9.Mme WODIÉ explique qu’en Côte d’Ivoire, la nationalité, régie par la loi du 14 décembre 1961, modifiée en 1972, est définie comme l’appartenance à la population constitutive d’un État. Répondant au reproche selon lequel le Code de la nationalité comporterait des conditions d’éligibilité trop rigoureuses depuis la suppression de la possibilité d’acquérir la nationalité par déclaration, elle rappelle qu’en l’état actuel du droit international, les questions de nationalité sont considérées comme relevant du domaine réservé des États, qui décident librement des conditions d’attribution de celle‑ci. Il n’existe donc pas d’exception ivoirienne en la matière. Le problème est que certains voudraient faire croire que la nationalité est la cause du conflit ivoirien, alors qu’elle n’a rien à voir avec le drame que vivent chaque jour, depuis le 19 septembre 2002, tous les Ivoiriens. Car si la loi de 1972 était aussi restrictive que le prétendent ses détracteurs, pourquoi n’a-t-elle pas eu les effets qu’on lui impute plus tôt? La vérité est que certains hommes politiques ont cherché à accroître leur audience politique en exploitant habilement le passé et en poussant sur la scène politique des migrants qui, à l’origine, n’ont jamais entendu exercer un quelconque droit de citoyenneté en Côte d’Ivoire.

10.La Côte d’Ivoire applique le principe du jus sanguinis et octroie également la nationalité par naturalisation, par adoption et par mariage. La femme étrangère mariée à un Ivoirien acquiert de plein droit la nationalité ivoirienne à moins qu’elle n’y renonce expressément avant la célébration du mariage lorsque la loi du pays dont elle est ressortissante lui permet de conserver sa nationalité d’origine. Son consentement n’est donc pas nécessaire. De même, l’enfant non reconnu a, de facto, la nationalité ivoirienne. La Côte d’Ivoire a en outre ratifié la Convention sur les apatrides.

11.En matière de droit électoral, les étrangers ayant acquis la nationalité ivoirienne ne peuvent être élus qu’aux élections municipales et régionales. Les élections législatives et présidentielles ne sont ouvertes qu’aux Ivoiriens d’origine conformément au Code électoral et à la Constitution du 1er août 2000.

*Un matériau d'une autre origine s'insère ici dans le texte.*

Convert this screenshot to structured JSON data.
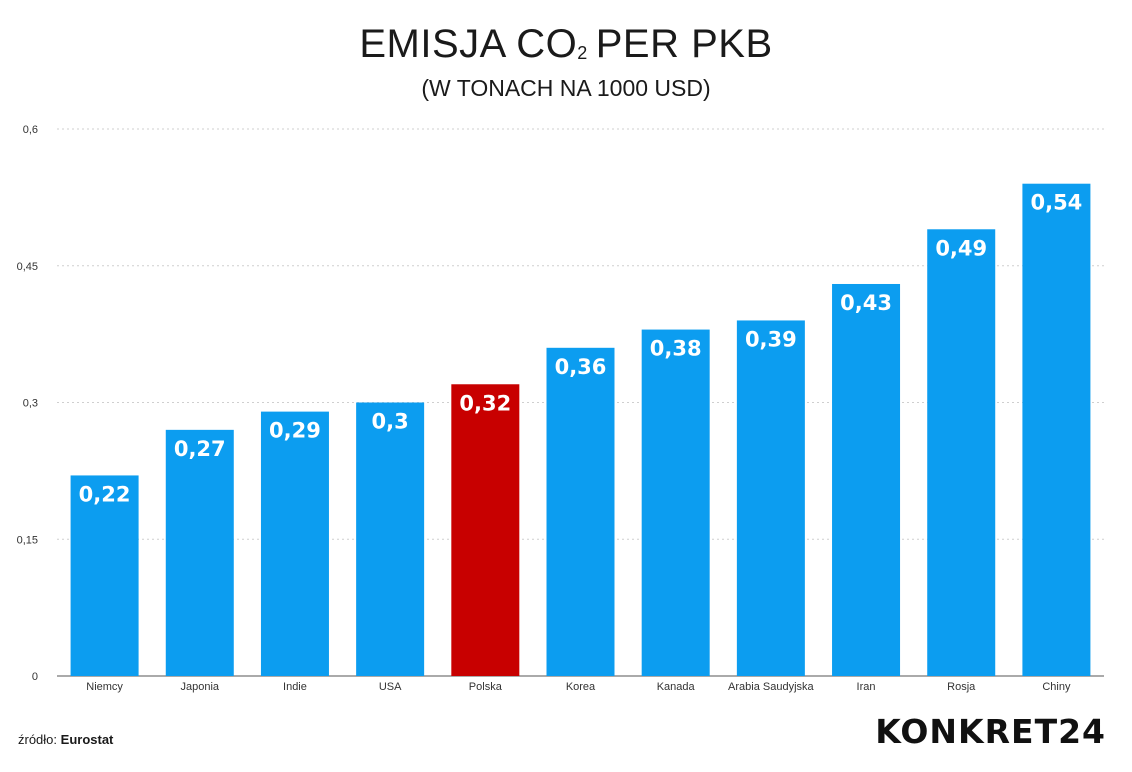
{
  "header": {
    "title_main": "EMISJA CO",
    "title_sub": "2",
    "title_rest": "PER PKB",
    "subtitle": "(W TONACH NA 1000 USD)"
  },
  "footer": {
    "source_prefix": "źródło:",
    "source_name": "Eurostat",
    "logo": "KONKRET24"
  },
  "colors": {
    "bar": "#0c9df0",
    "highlight": "#c80000"
  },
  "chart_data": {
    "type": "bar",
    "title": "EMISJA CO2 PER PKB",
    "subtitle": "(W TONACH NA 1000 USD)",
    "xlabel": "",
    "ylabel": "",
    "ylim": [
      0,
      0.6
    ],
    "yticks": [
      0,
      0.15,
      0.3,
      0.45,
      0.6
    ],
    "ytick_labels": [
      "0",
      "0,15",
      "0,3",
      "0,45",
      "0,6"
    ],
    "grid": true,
    "categories": [
      "Niemcy",
      "Japonia",
      "Indie",
      "USA",
      "Polska",
      "Korea",
      "Kanada",
      "Arabia Saudyjska",
      "Iran",
      "Rosja",
      "Chiny"
    ],
    "values": [
      0.22,
      0.27,
      0.29,
      0.3,
      0.32,
      0.36,
      0.38,
      0.39,
      0.43,
      0.49,
      0.54
    ],
    "value_labels": [
      "0,22",
      "0,27",
      "0,29",
      "0,3",
      "0,32",
      "0,36",
      "0,38",
      "0,39",
      "0,43",
      "0,49",
      "0,54"
    ],
    "highlight_category": "Polska"
  }
}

12.Évoquant les conditions d’éligibilité à la magistrature suprême et répondant au reproche du Rapporteur pour la Côte d’Ivoire selon lequel l’article 35 de la Constitution serait constitutif d’exclusion dans ce domaine et aurait motivé le rejet de 14 candidatures à la présidence de la République, Mme Wodié explique que 12 candidatures seulement ont été rejetées pour non‑respect des formalités, deux candidats s’étant auparavant désistés. Elle rappelle que la Constitution ivoirienne a été adoptée à 86 % des voix, et que tous les partis politiques, y compris le parti du Rassemblement des républicains (RDR), ont appelé à voter en faveur de la nouvelle Constitution. Elle rappelle en outre qu’il n’existe pas de constitution type dans le monde et que la Constitution ivoirienne a, en l’espèce, établi des conditions d’éligibilité à la présidence beaucoup moins restrictives que d’autres pays africains comme l’Algérie, le Bénin, le Burkina Faso ou le Gabon, dont elle cite les dispositions excluant les citoyens qui ne jouissent pas de la nationalité d’origine.

13.Mme Wodié précise qu’il était proposé dans les Accords de Linas‑Marcoussis d’amender l’article 35 de la Constitution comme suit: «Le Président de la République est élu pour cinq ans au suffrage universel direct. Le candidat doit jouir de ses droits civils et politiques et être âgé de 35 ans au moins. Il doit être exclusivement de nationalité ivoirienne né de père ou de mère ivoirien d’origine». Cependant, l’article 127 de la Constitution ivoirienne dispose qu’aucune procédure de révision constitutionnelle ne peut être engagée ou poursuivie lorsqu’il est porté atteinte à l’intégrité du territoire, ce qui est le cas actuellement.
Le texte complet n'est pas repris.